Mencintai luka yang meradangi dada, hingga bernanah dan membuat aku; wanita lemah sepertiku. Lumpuh sebelum dapat kucoba mengobatinya.
Maaf, Elang ... aku belum bisa mengendalikan rasa. Itu sebabnya aku masih saja berusaha bertahan dengan orang yang sama, yaitu. KAMU.
Tak bisakah dirimu berhenti mencari? Bila kau selalu mencari. Sebaik apapun yang sudah kau genggam --tidak akan pernah cukup bagimu.

            Sore itu, ia teguhkan hatinya untuk kembali melakukan sesuatu yang  sudah lama ia ikrarkan dalam hati; untuk tidak mengharap kembali. Meskipun Via tidak pernah benar-benar melupakan lelaki yang begitu sangat dicintainya sejak duduk di bangku kelas satu SMA. Bahkan, tidak ingin ia bermaksud melupakan Elang. Meski sekian lama tik tak waktu berlalu, detik menjadi masa lalu, maupun detak jantung yang menerus lari menuju lelaki itu.
Bagaimana mungkin dirinya merasa ingin melupa, sedang nomor ponsel Elang masih saja dirinya rawat dalam backup-an setiap akun sosial media miliknya.
Dan hatinya kali ini membawa dirinya kembali pada memori dan harapan pada Elang. Tapi ...?
Bayangan lelaki yang Via harap-harapkan itu tidak lagi berada di tempatnya dahulu; dalam relung kalbu.

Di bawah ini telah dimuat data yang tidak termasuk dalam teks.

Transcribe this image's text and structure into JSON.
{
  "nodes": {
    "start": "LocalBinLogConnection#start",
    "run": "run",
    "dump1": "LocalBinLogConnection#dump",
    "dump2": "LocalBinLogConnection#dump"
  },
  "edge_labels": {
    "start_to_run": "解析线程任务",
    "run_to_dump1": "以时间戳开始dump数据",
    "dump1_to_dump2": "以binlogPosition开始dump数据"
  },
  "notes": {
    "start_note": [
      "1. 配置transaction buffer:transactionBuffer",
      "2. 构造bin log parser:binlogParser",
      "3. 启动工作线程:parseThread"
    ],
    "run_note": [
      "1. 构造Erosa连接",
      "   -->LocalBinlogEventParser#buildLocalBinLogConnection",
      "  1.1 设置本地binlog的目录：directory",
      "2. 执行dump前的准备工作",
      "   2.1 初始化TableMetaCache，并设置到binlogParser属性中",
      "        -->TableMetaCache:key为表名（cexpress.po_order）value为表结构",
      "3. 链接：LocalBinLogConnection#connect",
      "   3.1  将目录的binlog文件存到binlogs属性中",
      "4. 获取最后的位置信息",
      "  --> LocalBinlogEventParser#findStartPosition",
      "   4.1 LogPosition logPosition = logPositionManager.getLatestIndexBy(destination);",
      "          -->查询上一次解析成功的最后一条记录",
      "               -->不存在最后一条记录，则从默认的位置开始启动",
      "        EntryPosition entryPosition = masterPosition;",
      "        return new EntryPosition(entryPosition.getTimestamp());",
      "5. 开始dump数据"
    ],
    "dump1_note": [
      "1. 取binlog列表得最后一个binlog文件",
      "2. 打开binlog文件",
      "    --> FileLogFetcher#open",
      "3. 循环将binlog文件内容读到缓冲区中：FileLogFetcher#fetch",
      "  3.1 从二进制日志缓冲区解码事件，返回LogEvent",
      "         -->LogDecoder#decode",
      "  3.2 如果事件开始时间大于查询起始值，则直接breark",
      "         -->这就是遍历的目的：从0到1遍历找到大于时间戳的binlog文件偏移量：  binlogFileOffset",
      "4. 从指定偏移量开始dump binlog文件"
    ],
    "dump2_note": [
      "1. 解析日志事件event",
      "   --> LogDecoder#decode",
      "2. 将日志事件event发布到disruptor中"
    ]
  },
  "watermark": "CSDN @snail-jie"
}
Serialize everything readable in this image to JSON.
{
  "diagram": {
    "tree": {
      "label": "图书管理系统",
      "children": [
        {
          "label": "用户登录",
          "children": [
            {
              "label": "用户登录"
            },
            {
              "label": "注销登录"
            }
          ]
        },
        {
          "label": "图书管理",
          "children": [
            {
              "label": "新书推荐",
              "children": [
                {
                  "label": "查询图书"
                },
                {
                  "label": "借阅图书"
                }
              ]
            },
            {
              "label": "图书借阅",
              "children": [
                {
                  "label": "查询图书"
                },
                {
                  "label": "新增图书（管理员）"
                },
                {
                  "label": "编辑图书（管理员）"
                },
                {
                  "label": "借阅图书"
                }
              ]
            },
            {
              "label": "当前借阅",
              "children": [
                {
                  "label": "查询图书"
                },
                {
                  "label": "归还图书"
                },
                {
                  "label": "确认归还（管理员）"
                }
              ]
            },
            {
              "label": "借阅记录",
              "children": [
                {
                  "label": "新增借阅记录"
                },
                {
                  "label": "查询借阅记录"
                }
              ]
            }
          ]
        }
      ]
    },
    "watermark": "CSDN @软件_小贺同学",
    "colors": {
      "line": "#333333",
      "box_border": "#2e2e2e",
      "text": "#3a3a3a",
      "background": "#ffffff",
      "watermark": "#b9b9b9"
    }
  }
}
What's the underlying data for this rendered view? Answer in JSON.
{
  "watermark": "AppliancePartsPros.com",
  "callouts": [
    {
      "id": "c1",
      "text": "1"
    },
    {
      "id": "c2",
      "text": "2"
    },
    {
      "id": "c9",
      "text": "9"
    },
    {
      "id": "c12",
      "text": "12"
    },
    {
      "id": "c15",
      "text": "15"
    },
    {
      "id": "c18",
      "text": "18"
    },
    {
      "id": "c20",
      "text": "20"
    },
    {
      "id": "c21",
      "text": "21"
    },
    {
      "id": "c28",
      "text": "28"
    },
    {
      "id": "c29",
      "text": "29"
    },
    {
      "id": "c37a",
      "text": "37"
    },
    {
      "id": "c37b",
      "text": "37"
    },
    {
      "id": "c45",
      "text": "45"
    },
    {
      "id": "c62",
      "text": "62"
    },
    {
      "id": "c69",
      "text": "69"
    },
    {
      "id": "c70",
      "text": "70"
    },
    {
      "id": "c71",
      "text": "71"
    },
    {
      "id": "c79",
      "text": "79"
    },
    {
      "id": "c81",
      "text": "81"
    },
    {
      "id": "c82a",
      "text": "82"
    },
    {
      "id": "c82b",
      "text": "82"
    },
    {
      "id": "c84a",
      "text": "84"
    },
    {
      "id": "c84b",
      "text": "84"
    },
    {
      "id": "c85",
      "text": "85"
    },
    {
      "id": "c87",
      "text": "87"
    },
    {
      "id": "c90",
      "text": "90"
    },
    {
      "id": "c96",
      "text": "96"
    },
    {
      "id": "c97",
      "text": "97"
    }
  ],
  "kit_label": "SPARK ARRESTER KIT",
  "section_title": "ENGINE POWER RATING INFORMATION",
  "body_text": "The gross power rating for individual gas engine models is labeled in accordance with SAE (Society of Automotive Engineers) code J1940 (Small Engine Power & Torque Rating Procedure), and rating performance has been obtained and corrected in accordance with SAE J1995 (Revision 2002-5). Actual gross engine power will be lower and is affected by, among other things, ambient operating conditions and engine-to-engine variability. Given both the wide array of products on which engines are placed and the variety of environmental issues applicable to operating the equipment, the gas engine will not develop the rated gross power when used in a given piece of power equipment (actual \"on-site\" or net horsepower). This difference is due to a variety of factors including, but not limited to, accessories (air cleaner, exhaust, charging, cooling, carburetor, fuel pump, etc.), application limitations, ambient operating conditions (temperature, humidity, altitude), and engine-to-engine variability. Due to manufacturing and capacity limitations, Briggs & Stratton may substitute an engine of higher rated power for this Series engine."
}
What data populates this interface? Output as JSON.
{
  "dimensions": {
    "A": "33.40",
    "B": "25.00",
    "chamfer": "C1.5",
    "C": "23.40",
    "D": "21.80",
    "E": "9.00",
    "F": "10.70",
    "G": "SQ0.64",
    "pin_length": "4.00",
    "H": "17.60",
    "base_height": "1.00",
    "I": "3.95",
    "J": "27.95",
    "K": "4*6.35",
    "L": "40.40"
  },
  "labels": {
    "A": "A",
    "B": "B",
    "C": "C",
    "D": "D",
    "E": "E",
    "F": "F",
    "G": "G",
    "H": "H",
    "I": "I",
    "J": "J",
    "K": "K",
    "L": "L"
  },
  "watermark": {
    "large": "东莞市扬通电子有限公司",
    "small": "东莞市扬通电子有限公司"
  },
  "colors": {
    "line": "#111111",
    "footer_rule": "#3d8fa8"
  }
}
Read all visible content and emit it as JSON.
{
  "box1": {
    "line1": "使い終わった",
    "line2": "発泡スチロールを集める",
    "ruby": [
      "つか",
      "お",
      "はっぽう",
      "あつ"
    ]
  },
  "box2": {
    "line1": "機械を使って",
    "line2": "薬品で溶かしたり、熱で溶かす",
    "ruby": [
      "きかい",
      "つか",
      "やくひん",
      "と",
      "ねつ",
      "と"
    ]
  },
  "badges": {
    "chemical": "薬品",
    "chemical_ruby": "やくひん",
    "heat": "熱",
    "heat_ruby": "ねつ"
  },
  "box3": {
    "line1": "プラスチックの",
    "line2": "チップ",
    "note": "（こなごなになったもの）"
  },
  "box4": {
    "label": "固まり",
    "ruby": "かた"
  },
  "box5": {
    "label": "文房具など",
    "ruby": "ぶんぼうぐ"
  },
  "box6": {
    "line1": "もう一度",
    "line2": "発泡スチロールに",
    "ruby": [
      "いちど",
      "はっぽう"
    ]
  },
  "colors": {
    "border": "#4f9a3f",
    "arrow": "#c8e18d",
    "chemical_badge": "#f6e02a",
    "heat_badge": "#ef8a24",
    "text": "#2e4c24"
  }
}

             Perempuan lemah sepertiku, wajar, bila aku khawatir akan hari-hari yang baru. Karena hati ini masih hati yang lama --yang sudah lama menyimpan satu nama. "Siapkah aku jatuh cinta lagi?!" bisik hati kecilnya.
Aku tak tahu.
Hari esok itu bagai raksasa, dirinya merasa tidak berani menghadapinya, dirinya tidak berani membayangkannya. Manakala di masa depan ada cinta yang disediakan untuk dirinya; cinta yang baru. Pun, Via tidak berani menghadapi cinta yang baru. Via masih begitu nyaman sama yang lama.

              Awalnya, kuyakini yang aku rasakan adalah cinta mati. Berangsur, rasa itu luntur. Laun, diriku seakan tidak peduli dengan apa-apa yang dahulu kuanggap sebagai sebuah harap.
Kini ... aku tidak lagi tergiur!
Kita telah asing dari kemasing-masingan. Kita sibuk dengan keseharian yang kita anggap begitu penting untuk hidup kita. Sehingga, sebuah sapa hanya bisa geming di dalam bathin.
Dan diriku barulah tersadar setelah sekian lamanya perasaanku terdampar di sebuah lembah cinta yang teramat hambar.
Namun, keyakinan yang aku miliki goyah, sesaat teringat kembali akan kata-kata yang pernah Tante Fania tegaskan menyoal perasaan.
"Jika cinta mematahkan hatimu, tidak pantas kamu membenci cinta.
Bencilah dirimu sendiri karena terlalu menggantungkan harapan pada cinta itu".

              Sekarang ..., aku tidak dapat lagi menjadi teduhmu, tidak dapat lagi menjadi angin sejukmu, tidak dapat lagi menjadi deburan ombak lembut yang menenangkanmu.
Kini aku hanyalah badai petir --angin kencang yang siap meluluhlantahkan segala.
Jika kau mencari aku yang dulu, tanyakan pada dirimu. Di mana kau membungnya? Bagaimana kau mengabaikannya? Dan, semudah apa kau meninggalkannya?